This is a long-standing bug in the .NET framework itself that I don't expect to see fixed any time soon. There are several related bugs I've also come across that throw the 'generic error occurred in GDI+' including if you access the PropertyItem collection for some JPEGs (to examine the EXIF codes) then from that point on you won't be able to save the image. Also, for no rhyme or reason some JPEGs, like the one you have here, simply won't save at all. Note that just saving as a different format won't always work either, although it does in this case.

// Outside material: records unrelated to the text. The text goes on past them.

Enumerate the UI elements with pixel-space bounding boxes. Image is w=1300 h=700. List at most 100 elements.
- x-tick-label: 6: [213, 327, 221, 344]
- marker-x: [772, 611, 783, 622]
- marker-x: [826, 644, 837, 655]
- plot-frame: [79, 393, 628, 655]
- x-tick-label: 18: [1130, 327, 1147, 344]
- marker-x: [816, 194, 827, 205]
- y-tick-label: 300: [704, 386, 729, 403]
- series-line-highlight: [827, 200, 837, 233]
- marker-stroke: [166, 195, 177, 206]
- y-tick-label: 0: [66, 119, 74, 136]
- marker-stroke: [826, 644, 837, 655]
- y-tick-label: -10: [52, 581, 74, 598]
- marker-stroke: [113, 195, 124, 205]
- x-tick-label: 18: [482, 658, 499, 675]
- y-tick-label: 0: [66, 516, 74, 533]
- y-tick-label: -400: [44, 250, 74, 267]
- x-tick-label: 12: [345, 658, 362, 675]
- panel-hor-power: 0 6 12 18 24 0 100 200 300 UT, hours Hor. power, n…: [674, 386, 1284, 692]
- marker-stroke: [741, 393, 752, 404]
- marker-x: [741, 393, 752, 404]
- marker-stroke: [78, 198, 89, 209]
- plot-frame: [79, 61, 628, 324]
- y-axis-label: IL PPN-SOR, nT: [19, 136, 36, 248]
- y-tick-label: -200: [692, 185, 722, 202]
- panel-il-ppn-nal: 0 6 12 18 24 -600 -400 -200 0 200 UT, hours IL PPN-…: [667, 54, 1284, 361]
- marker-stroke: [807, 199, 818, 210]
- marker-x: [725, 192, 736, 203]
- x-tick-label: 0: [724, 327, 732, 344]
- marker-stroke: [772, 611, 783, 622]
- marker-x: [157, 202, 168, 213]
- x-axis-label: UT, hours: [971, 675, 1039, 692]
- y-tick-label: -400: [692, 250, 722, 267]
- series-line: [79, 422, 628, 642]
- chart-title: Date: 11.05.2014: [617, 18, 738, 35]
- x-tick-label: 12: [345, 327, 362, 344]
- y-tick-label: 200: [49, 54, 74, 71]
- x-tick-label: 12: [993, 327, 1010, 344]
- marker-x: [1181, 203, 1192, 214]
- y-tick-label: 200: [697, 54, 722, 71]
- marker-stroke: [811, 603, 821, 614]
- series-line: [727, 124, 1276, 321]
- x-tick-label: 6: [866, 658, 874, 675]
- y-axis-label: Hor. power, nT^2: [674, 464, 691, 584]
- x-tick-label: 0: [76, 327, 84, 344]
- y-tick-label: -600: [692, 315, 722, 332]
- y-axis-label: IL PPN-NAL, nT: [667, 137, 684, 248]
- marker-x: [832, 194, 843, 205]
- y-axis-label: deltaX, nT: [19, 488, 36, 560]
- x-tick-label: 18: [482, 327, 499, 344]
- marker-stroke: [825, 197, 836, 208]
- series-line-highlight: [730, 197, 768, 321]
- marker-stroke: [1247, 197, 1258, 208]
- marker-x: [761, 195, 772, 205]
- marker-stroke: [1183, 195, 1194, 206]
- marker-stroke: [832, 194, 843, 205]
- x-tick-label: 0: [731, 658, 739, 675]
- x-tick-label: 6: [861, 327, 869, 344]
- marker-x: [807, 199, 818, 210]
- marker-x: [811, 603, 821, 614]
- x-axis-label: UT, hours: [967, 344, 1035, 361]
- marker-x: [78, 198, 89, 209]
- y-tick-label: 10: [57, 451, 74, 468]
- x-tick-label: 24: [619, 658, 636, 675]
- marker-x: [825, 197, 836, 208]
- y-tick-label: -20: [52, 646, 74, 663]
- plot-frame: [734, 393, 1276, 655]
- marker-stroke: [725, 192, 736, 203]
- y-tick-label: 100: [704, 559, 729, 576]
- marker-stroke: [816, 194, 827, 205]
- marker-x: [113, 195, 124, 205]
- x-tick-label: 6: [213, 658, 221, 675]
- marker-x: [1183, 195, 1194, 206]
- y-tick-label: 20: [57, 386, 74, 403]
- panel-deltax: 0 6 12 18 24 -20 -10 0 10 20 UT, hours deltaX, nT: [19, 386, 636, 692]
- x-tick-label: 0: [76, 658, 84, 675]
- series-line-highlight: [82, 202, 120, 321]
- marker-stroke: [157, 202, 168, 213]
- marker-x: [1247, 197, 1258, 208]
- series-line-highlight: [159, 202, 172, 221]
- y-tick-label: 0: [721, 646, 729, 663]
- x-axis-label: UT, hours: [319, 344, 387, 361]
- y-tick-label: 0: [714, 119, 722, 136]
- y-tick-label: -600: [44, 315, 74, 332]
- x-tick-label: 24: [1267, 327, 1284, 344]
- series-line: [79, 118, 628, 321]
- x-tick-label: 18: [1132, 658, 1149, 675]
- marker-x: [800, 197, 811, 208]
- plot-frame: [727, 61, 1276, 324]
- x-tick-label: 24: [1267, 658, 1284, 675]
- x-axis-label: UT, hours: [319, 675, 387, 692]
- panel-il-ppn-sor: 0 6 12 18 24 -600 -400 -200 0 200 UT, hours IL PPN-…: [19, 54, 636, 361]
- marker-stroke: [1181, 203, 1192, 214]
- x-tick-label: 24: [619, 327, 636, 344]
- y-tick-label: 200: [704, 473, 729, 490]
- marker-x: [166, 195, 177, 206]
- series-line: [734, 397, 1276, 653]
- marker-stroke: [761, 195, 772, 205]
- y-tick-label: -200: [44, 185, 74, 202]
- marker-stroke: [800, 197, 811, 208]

The workaround I've employed in an app of mine that consumes pictures from all over the web (and therefore sees more than its fair share of these types of problems) is to catch the ExternalException and copy the image into a new Bitmap as in one of the previous answers, however simply saving this as a new JPEG will drop the quality rather a lot so I use code much like that below to keep the quality high:
namespace ImageConversionTest
{
using System.Drawing;
using System.Runtime.InteropServices;
using System.Drawing.Imaging;
using System.Globalization;
class Program
{
static void Main( string[] args )
{
using( Image im = Image.FromFile( @"C:\20128X.jpg" ) )
{
string saveAs = @"C:\output.jpg";
EncoderParameters encoderParams = null;
ImageCodecInfo codec = GetEncoderInfo( "image/jpeg" );
if( codec != null )
{
int quality = 100; // highest quality
EncoderParameter qualityParam = new EncoderParameter(
System.Drawing.Imaging.Encoder.Quality, quality );
encoderParams = new EncoderParameters( 1 );
encoderParams.Param[0] = qualityParam;
}
try
{
if( encoderParams != null )
{
im.Save( saveAs, codec, encoderParams );
}
else
{
im.Save( saveAs, ImageFormat.Jpeg );
}
}
catch( ExternalException )
{
// copy and save separately
using( Image temp = new Bitmap( im ) )
{
if( encoderParams != null )
{
temp.Save( saveAs, codec, encoderParams );
}
else
{
temp.Save( saveAs, ImageFormat.Jpeg );
}
}
}
}
}
private static ImageCodecInfo GetEncoderInfo( string mimeType )
{
// Get image codecs for all image formats
ImageCodecInfo[] codecs = ImageCodecInfo.GetImageEncoders();
// Find the correct image codec
foreach( ImageCodecInfo codec in codecs )
{
if( string.Compare( codec.MimeType, mimeType, true, CultureInfo.InvariantCulture ) == 0 )
{
return codec;
}
}
return null;
}
}
}
Note that you'll lose the EXIF information but I'll leave that for now (you'll generally still be able to read the EXIF codes, even when saving the source image fails). I have long since given up attempting to figure out what it is that .NET doesn't like about particular images (and have samples of various failure cases should anybody ever want to take up the challenge) but the approach above works, which is nice.